日銀の指値オペで円全面安に

 今週のドル/円は荒っぽい展開となりました。週明け28日(月)、10年物国債利回りが一時0.245%をつけたため、日本銀行が指値オペを実施することを通知しました。指値オペとは、日銀が長期金利の上昇を抑制するために許容範囲の上限である0.25%の利回りで、新発10年物国債を対象に原則、応札分全てを買い取ることです。

 世界的に金利が上昇する中での日銀の指値オペ(金利抑制策)は、格好の円売り材料となりました。122円台前半で始まったドル/円は、123円台に上昇しました。日銀は28日午後にも指値オペを通知しました。

 そして、夕方、31日まで3日連続で指値オペを実施することを通知すると、始まったばかりの欧州市場で円は狙い撃ちされ、円全面安となりました。今度は、日銀からのサプライズでした。3日連続の指値オペ通知によって、日本の金利抑制姿勢が強く示されたことから、ドル/円は6年7カ月ぶりに125円台を付けました。

 一日に3円の円安は久々の大相場となりましたが、125円台は一瞬でした。その後はプライス達成感や利食いの売りなどで、ドル/円はその日の内に123円台まで下落しました。円安のスピードが速すぎたことへの警戒感や3月という四半期末、年度末要因があったかもしれません。

 3月は、欧米の企業や投資家にとっては四半期末、日本の企業にとっては年度末となります。期末にかけて、欧米投資家は保有資産の調整・見直し(リバランス)を行う可能性があります。もし、実施される場合は、買われ過ぎの資産は売却され、売られ過ぎの資産は買われることになります。買われ過ぎた原油の急落や、売られ過ぎた円も、125円達成をきっかけにその対象になったのかもしれません。

 また、日本企業にとっては期末要因によるレパトリエーション(資金の本国回帰、円買い要因)や実需の特殊玉が予想されます。これらの実施タイミングや規模、売買の方向はわかりませんが、金利要因や経済要因とは関係なく期末の特殊要因として相場が動くこともあるため、期末日が近づくにつれて留意してマーケットに臨む必要があります。

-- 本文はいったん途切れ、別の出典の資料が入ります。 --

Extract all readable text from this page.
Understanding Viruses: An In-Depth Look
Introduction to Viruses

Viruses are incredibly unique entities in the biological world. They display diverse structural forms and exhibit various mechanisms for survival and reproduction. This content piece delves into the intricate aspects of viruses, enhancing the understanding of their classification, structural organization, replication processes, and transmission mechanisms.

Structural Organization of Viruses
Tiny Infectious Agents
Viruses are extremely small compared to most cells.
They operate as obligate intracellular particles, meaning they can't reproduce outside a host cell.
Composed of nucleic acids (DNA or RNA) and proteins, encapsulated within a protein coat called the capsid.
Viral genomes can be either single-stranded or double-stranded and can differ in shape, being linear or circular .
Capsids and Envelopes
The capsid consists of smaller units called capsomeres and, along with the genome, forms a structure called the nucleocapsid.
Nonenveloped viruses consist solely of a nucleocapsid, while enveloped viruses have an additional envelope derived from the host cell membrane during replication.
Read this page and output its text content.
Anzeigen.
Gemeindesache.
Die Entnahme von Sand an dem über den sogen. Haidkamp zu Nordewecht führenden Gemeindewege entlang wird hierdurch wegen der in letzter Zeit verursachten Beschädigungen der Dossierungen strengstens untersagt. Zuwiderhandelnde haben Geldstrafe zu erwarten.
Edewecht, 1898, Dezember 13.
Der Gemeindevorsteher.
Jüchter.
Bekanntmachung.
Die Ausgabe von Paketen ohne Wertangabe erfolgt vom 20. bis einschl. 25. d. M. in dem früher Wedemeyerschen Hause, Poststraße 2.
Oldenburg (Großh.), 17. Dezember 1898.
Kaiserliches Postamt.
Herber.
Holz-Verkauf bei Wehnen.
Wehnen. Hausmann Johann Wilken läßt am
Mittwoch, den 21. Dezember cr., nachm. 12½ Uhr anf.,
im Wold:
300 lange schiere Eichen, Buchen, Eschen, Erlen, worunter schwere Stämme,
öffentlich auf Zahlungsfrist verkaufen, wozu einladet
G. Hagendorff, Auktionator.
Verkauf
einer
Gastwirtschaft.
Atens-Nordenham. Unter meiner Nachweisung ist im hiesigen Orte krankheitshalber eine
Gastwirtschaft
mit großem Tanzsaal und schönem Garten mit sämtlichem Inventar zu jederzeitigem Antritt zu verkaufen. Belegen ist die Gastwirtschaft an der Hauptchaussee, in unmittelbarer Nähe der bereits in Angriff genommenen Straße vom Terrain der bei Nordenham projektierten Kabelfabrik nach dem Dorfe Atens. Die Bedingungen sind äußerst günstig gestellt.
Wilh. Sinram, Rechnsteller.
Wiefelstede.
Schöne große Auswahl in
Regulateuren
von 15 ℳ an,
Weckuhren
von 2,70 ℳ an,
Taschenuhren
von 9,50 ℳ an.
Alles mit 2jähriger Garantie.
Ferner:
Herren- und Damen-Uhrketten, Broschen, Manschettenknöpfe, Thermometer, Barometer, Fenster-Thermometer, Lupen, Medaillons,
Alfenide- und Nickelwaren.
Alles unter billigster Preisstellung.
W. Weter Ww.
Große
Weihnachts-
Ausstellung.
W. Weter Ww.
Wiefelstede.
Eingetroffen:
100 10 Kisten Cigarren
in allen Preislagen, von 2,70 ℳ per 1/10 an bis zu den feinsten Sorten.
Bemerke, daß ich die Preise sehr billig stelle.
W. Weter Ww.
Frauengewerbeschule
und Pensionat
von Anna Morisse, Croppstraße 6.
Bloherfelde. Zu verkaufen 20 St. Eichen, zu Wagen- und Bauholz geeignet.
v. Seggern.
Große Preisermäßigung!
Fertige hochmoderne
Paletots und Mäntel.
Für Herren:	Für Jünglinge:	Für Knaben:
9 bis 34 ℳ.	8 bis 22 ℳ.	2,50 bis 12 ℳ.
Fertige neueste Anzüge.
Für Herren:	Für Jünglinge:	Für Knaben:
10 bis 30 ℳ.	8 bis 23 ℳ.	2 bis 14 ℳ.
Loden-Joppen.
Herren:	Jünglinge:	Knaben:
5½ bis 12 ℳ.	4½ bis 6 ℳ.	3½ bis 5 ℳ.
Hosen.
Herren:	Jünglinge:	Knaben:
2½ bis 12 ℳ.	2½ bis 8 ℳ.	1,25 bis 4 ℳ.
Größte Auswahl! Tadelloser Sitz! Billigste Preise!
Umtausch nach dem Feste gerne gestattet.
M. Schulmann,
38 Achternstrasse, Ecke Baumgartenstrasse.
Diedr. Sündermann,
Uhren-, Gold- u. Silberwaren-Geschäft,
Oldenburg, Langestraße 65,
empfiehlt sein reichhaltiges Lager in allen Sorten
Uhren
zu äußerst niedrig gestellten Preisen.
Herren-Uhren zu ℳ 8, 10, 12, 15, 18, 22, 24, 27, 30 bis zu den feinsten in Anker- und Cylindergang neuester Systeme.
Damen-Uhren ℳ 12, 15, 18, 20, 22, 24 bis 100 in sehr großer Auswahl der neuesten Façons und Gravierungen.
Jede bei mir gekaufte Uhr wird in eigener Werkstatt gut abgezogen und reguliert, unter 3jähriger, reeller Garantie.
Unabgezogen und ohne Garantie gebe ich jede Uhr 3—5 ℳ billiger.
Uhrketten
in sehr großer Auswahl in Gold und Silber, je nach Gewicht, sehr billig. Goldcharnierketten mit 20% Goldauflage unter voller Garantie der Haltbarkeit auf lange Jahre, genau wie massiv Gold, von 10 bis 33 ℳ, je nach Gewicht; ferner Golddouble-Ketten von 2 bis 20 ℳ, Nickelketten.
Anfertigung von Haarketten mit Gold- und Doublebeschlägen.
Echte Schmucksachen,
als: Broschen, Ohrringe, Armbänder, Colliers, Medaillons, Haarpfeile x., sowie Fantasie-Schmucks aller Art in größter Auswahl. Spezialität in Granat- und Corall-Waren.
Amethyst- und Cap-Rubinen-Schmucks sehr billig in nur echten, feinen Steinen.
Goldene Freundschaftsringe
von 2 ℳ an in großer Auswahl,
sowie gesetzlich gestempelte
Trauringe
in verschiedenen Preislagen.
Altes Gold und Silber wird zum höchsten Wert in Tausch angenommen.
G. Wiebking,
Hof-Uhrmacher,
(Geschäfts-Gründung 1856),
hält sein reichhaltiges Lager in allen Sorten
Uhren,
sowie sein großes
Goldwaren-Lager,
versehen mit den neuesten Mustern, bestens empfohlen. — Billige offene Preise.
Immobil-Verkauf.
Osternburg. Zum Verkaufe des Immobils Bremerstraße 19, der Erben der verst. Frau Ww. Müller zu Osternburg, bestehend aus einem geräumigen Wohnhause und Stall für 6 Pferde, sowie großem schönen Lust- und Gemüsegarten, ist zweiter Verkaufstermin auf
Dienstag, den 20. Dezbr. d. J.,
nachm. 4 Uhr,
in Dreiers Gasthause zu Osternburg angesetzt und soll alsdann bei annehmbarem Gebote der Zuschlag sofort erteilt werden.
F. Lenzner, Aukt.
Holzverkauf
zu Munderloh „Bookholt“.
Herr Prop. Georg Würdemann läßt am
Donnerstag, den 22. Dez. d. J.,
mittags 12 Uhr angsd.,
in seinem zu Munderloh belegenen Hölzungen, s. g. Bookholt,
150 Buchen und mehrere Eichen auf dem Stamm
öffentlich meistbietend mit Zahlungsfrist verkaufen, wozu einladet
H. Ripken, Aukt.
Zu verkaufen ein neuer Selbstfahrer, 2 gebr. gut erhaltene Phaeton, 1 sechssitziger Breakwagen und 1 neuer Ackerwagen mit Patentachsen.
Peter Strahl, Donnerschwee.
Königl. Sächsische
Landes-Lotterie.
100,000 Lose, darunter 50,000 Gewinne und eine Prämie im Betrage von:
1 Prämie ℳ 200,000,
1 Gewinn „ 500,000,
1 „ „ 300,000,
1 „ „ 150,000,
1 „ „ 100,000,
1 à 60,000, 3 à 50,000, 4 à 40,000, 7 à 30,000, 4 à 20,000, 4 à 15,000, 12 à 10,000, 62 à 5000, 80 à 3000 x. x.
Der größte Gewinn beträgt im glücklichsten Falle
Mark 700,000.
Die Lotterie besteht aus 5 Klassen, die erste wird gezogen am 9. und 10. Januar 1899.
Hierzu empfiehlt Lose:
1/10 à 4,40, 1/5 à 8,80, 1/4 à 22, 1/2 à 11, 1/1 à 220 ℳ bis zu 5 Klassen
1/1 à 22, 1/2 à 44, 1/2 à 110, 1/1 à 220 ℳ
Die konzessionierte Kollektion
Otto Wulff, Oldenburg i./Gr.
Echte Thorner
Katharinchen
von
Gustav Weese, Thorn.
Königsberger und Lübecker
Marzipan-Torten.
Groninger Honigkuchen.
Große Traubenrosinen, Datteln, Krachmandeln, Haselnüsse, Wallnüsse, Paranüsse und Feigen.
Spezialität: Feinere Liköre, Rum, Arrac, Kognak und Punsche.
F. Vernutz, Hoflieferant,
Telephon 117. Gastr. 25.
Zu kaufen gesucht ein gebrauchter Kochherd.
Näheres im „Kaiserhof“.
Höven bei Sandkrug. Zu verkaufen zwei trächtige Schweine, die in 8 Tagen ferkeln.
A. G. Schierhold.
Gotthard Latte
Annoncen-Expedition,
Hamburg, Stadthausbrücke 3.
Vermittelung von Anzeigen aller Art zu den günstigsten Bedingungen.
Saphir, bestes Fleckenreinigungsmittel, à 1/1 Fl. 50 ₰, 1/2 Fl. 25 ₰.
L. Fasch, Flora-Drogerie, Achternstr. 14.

 例えば、東京市場の為替売買の主要プレーヤーである銀行は、決算をぶらさないように売買活動が控えめになります。

 一方で銀行を含め決算を迎える企業は、期末絡みの特殊玉や決算絡みの調整売買などの特使要因が出ることが時々あります。その結果、売買を控えた流動性の乏しいマーケットでは、これら特殊要因によって相場が翻弄(ほんろう)されやすい地合いとなりがちです。

 特に3月31日は要注意日です。さらに午前10時前に銀行が公表する公示レート発表前後は要注意時間帯です。期末絡みの特殊玉決済に期末日の公示レートを使うことがあるからです。